A survey of employers by the National Safety Council finds that fewer than 20 percent of companies felt "extremely well-prepared" to combat the opioid epidemic. Dave Chase, co-founder of health insurance certifier Health Rosetta, says, “Employers have been asleep at the wheel," unsure or unwilling of how to handle these issues, adding that some companies are "key, unwitting enablers." The New York Times reports that beyond this, many employers are unwilling to acknowledge drug use in their companies. Pat Sullivan, executive vice president of employee benefits at insurance broker Hylant, says “If you ask them if they believe they have an opioid problem within their population, a very high percentage of them would say, ‘No, we don’t,’ and yet we have access to prescription reports that are absolutely telling me there’s abuse happening” among their workers."

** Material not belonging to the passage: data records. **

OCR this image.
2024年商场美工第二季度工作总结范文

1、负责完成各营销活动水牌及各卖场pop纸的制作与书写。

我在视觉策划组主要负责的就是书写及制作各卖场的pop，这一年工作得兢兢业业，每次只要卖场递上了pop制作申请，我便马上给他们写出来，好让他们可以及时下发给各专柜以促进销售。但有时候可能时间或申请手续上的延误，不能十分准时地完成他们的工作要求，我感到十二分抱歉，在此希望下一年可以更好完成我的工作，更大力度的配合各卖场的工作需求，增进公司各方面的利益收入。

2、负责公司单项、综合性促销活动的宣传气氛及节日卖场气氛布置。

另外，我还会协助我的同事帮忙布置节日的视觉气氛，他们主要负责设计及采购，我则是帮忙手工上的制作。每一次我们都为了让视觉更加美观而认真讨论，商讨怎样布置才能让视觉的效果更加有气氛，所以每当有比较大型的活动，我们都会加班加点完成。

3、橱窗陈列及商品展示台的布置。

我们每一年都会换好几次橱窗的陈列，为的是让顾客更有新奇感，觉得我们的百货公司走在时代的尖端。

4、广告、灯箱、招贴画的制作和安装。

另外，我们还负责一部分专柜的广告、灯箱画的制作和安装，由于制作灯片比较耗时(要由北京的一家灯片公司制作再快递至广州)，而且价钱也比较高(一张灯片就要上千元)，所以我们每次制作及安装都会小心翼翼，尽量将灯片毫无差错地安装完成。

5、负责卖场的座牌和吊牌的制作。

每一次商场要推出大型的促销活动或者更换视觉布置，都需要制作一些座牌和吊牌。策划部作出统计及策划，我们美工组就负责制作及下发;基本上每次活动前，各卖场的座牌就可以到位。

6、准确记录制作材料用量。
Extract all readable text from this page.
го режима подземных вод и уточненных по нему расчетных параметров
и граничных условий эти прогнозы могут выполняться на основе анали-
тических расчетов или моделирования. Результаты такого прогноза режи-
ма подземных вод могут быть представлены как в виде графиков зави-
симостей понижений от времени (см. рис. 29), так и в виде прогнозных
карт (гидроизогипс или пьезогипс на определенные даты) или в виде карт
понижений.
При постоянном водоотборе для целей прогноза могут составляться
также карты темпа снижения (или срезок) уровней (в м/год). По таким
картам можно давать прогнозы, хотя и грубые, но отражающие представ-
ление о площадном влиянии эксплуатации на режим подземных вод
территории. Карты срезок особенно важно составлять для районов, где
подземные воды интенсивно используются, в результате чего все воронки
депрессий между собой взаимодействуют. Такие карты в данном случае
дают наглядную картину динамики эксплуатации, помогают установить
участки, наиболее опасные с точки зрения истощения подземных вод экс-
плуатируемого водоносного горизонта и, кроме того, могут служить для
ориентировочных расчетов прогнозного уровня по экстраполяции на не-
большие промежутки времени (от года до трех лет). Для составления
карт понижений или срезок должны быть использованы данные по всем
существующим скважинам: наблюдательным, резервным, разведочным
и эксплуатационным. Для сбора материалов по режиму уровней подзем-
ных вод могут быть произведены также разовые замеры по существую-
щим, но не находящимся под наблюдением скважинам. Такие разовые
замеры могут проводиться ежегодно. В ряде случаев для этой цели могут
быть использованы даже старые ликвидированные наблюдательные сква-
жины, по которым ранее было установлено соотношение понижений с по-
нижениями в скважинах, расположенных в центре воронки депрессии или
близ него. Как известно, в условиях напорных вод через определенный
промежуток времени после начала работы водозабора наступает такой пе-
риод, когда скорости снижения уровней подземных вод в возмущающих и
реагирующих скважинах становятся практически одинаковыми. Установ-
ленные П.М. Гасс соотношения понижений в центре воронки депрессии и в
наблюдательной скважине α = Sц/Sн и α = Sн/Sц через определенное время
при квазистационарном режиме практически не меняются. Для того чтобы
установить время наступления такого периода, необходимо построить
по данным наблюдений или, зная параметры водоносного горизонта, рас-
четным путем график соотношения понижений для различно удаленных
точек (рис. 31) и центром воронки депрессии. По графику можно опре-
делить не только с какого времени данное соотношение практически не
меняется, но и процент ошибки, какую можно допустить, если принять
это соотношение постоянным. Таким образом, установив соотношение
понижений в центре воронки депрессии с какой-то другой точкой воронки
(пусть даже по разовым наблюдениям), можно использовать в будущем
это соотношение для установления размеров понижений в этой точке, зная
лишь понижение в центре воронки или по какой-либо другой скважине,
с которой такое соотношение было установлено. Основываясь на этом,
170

Jimmy Sullivan prepared for his job as a bricklayer the same way every morning for years: injecting a shot of heroin before leaving his car. The first time he overdosed on the job, in 2013 at a Virginia construction site, a co-worker who is his cousin stealthily injected a dose of Narcan, an opioid antidote, into Mr. Sullivan’s leg. He woke up and went straight back to work. The second time, in 2014, his cousin revived him again, and after resting for an hour in his car, Mr. Sullivan was back on the job. His boss told him not to let it happen again. But within a month, Mr. Sullivan had again overdosed on the job site. This time, another worker called 911. After a few hours at the hospital, he went back to work.